AEMO’s CEO and Managing Director, Daniel Westerman said: “This is a profound transformation that calls for the highest levels of collaboration across the WA energy system – amongst market bodies, policy makers, industry participants and consumer groups.”

“As the energy transition unfolds, AEMO is committed to working collaboratively with stakeholders to implement the WA Government’s Energy Transformation Strategy, to ensure WA households and businesses are the beneficiaries of secure, reliable, affordable and sustainable energy,” Mr Westerman said.

“It is pleasing that AEMO’s analysis in the 2021 WEM ESOO confirms sufficient generation capacity to meet forecast demand in the SWIS over the next decade” Mr Westerman added.

The report expects increased business activity and growth in new housing will drive a 0.2% annual increase in peak demand forecast over the 10-year outlook period, compared to a 0.2% decline in last year’s WEM ESOO. The Reserve Capacity Requirement has been determined as 4,396 megawatts (MW) for 2023-2024, meeting the one in 10 year forecast peak demand, which is a slight decrease from the 4,421 MW requirement in 2022-23.

AEMO Executive General Manager, WA, Cameron Parrotte said: “Our analysis shows that even with the expected staged retirement of coal generators, including Muja C unit 5 in 2022 and Muja C unit 6 in 2024, connected and committed capacity is forecast to meet anticipated demand over the next decade.”

The report affirms the rapid pace and scale of transition underway in WA’s power system, with rooftop solar and large-scale commercial system installations expected to grow at an average annual rate of 8% (219 MW per year) to reach an estimated 4,069 MW of installed capacity by 2030-31.

As a result, overall operational consumption will decline at an annual rate of 0.8% over the outlook period. Further, forecast minimum operational demand, the demand for electricity from the grid, is expected to decline from the current record low of 954 MW to 232 MW by 2025-26.

Mr Parrotte said that as the shift towards variable generators and uptake of distributed solar continues, we are encountering new challenges associated with minimum demand and managing system security issues. This includes maintaining voltage, system strength, and inertia standards. New standards, system services, and regulatory arrangements are required to keep the power system secure and reliable.

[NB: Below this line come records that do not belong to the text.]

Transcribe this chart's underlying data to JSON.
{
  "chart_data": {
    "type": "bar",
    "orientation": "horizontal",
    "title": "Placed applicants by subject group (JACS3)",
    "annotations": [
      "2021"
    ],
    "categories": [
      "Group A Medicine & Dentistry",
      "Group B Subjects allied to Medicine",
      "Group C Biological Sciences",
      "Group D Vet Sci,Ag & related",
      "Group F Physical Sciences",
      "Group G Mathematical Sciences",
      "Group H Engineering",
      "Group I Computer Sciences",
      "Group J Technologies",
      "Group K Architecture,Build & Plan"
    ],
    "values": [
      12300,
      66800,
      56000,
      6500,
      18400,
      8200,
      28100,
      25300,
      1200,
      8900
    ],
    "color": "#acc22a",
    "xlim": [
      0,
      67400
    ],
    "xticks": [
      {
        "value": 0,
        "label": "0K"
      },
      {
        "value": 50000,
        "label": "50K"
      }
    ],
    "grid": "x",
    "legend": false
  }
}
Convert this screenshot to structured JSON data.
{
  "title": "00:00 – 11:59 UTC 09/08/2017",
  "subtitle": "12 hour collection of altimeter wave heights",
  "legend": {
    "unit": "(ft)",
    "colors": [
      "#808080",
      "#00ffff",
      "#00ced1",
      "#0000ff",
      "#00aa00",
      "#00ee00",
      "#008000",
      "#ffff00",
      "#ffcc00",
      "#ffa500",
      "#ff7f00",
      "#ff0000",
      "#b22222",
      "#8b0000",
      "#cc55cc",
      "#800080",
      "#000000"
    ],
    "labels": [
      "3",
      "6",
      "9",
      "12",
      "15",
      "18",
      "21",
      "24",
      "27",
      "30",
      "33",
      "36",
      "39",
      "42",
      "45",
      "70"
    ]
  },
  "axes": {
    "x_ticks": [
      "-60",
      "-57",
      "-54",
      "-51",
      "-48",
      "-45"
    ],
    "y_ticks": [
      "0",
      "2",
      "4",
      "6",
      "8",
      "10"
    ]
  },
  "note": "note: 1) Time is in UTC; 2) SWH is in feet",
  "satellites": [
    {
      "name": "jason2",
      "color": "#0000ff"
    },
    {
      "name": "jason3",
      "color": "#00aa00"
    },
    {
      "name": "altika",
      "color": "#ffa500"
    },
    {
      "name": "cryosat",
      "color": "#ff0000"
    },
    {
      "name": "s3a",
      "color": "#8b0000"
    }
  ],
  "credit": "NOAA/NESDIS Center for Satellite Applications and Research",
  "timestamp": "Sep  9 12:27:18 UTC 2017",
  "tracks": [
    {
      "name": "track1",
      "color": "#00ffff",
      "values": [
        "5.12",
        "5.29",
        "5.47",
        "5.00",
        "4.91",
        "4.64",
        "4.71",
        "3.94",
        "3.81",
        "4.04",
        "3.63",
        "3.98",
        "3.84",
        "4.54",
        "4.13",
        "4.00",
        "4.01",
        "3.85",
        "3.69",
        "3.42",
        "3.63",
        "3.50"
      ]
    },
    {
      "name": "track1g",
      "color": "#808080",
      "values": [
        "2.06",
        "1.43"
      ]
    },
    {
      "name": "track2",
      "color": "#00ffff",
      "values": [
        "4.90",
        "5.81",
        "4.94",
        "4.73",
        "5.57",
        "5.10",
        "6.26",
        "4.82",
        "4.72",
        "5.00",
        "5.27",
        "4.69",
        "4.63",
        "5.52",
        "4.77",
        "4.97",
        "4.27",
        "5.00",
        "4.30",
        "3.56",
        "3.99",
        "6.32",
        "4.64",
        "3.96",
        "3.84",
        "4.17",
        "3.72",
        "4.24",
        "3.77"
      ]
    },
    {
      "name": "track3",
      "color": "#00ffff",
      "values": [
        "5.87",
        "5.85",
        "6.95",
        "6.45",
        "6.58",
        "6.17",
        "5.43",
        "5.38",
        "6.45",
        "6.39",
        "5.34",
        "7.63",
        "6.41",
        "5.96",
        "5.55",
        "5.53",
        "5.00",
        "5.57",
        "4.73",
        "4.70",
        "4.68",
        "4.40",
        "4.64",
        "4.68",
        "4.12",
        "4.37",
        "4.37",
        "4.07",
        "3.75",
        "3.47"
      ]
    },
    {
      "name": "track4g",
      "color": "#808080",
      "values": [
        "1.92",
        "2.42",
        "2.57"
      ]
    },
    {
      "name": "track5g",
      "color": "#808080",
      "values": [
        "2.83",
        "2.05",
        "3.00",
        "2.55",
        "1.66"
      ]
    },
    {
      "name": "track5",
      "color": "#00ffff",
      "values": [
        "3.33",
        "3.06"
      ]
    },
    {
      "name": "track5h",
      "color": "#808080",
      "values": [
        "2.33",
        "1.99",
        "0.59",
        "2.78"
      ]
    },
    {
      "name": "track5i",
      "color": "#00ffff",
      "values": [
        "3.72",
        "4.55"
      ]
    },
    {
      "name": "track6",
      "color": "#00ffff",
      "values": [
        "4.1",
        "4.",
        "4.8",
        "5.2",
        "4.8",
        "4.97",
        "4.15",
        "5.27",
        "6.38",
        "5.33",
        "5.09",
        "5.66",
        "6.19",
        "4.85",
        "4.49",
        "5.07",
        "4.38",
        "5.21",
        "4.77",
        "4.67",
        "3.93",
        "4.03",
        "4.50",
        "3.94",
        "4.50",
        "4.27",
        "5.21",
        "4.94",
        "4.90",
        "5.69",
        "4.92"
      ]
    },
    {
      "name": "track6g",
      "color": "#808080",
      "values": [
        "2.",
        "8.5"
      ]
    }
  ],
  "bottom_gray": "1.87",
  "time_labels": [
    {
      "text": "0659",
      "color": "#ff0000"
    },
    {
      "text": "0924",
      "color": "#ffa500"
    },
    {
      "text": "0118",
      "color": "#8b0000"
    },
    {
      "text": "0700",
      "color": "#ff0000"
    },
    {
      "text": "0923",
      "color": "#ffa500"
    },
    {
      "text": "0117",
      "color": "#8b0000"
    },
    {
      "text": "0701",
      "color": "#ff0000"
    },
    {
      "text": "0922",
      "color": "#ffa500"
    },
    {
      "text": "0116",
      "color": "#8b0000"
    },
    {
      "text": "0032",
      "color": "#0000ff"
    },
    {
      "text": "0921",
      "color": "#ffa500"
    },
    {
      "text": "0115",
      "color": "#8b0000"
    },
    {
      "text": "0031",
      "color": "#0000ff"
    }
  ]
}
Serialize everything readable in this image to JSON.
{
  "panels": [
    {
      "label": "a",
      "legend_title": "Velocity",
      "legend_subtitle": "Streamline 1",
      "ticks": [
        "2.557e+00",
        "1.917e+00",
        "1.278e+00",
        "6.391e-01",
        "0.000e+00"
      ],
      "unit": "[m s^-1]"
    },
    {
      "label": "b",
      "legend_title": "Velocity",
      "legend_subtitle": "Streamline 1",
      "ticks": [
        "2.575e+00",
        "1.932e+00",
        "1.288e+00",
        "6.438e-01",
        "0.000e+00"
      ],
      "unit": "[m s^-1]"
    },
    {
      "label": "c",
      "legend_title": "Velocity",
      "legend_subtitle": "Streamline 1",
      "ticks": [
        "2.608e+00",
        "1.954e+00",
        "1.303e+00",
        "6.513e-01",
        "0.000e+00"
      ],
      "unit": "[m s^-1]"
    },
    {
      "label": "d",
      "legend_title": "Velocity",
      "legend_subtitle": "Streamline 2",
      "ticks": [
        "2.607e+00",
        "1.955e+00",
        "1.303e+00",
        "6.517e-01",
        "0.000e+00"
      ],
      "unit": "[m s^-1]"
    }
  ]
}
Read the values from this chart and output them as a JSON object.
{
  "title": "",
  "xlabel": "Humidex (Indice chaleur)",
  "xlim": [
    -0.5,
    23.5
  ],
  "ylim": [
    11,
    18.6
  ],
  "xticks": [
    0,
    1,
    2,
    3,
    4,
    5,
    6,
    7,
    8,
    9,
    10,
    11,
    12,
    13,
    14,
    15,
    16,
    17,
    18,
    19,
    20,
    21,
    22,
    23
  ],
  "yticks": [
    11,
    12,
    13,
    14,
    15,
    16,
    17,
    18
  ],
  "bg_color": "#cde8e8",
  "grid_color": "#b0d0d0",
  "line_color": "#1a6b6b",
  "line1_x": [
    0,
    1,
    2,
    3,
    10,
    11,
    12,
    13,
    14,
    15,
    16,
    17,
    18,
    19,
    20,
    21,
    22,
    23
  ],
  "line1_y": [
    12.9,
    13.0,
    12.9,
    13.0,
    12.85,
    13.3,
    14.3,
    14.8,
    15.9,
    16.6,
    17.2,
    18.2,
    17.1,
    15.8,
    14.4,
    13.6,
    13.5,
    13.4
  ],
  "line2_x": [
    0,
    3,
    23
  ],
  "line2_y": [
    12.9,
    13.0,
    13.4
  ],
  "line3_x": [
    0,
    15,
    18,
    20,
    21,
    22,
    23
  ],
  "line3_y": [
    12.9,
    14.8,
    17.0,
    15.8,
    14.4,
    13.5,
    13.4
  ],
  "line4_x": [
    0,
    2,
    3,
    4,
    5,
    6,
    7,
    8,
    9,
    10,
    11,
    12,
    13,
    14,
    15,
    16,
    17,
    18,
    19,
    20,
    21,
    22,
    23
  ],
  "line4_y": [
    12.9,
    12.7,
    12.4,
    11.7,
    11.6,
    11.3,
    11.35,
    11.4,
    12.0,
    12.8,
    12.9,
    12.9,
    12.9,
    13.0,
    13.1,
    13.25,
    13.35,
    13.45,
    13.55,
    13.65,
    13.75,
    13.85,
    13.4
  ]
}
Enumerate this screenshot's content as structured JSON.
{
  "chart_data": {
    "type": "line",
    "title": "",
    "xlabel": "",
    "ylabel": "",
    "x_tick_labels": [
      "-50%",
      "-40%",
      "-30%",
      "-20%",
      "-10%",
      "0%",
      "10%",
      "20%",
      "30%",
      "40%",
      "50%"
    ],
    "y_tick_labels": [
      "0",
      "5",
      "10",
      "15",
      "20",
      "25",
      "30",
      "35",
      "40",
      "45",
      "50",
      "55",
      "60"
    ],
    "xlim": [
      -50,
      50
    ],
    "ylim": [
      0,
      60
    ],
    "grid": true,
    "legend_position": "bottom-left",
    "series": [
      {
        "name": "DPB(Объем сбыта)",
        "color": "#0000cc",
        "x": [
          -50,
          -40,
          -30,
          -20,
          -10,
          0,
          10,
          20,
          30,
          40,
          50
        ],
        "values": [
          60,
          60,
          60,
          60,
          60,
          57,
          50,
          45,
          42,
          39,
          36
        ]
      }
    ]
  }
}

“AEMO is supportive of innovative solutions to help address these challenges, pointing to the importance of projects already underway, like the WA Government’s Energy Transformation Strategy, to help alleviate system security risks under certain conditions such as when minimum operational demand is low,” Mr Parrotte added.

“AEMO will continue to collaborate with consumers, industry and government to develop new standards and to support cost-effective regulatory and market reforms required to ensure consumer expectations for reliable, secure, sustainable and affordable energy are being addressed,” he said.